Una adolescente la mira. Ella también está pintada, solo que en vez de
achiote usa colorete en sus labios, también tiene algo de sombras y el pelo
largo. Si no estuviera aquí, sería casi imposible saber que se trata de una
nukak. En el exterior ella, como buena parte de
los jóvenes, parece distanciarse de sus raíces.
Ahora usan camisetas, jeans, faldas y gorras.
También se muestran muy interesados por el
dinero y cada tanto alargan la mano y piden la
cuota por dejarse tomar una foto, por una conversación, porque sí.

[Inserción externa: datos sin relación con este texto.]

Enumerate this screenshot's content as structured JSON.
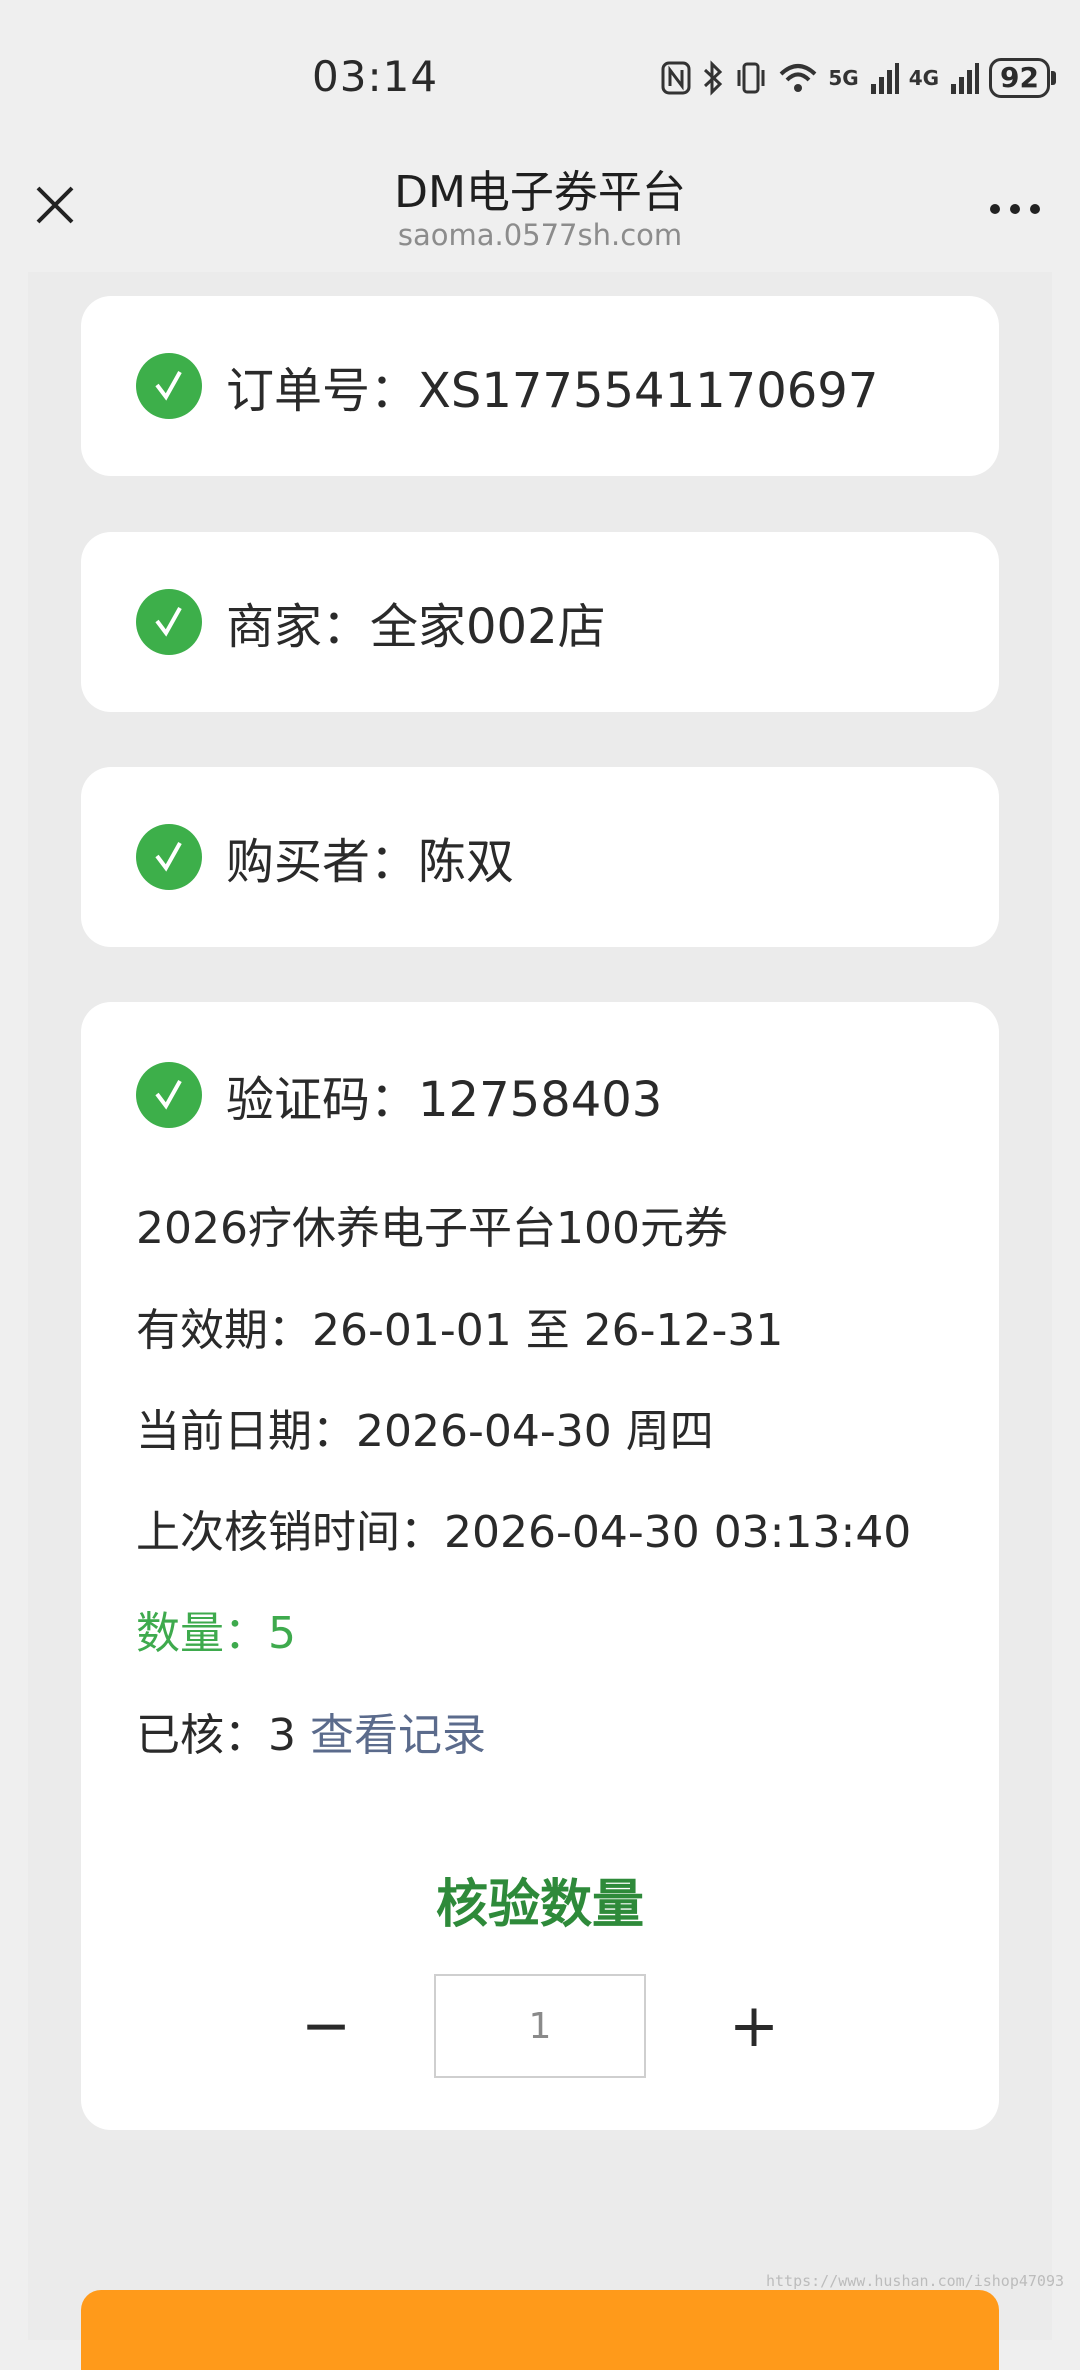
{
  "status_bar": {
    "time": "03:14",
    "battery": "92",
    "net1": "5G",
    "net2": "4G"
  },
  "header": {
    "title": "DM电子券平台",
    "subtitle": "saoma.0577sh.com"
  },
  "cards": {
    "order": "订单号：XS1775541170697",
    "merchant": "商家：全家002店",
    "buyer": "购买者：陈双",
    "code": "验证码：12758403"
  },
  "details": {
    "coupon_name": "2026疗休养电子平台100元券",
    "validity": "有效期：26-01-01 至 26-12-31",
    "current_date": "当前日期：2026-04-30 周四",
    "last_verify": "上次核销时间：2026-04-30 03:13:40",
    "quantity": "数量：5",
    "verified_prefix": "已核：3",
    "view_records": "查看记录"
  },
  "verify": {
    "title": "核验数量",
    "minus": "−",
    "plus": "+",
    "value": "1"
  },
  "watermark": "https://www.hushan.com/ishop47093",
  "colors": {
    "accent_green": "#3daf4a",
    "title_green": "#2e8a3a",
    "link": "#5b6b8c",
    "button_orange": "#ff9a1a"
  }
}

Fuman cigarrillos y, cuando el presupuesto les alcanza, se toman un
trago. Se mueven entre dos identidades que parecen opuestas: entre
sus tradiciones y el artificial ecosistema de los blancos. Quizás por eso, cuando le niego una
moneda y luego un cigarrillo a un chico flaco de unos 13 años, él me maldice con una retahíla
susurrada de esas palabras nukak repletas de consonantes, entre las que se cuela un madrazo en
buen español. Un insulto híbrido, que acalla uno de los pocos mayores.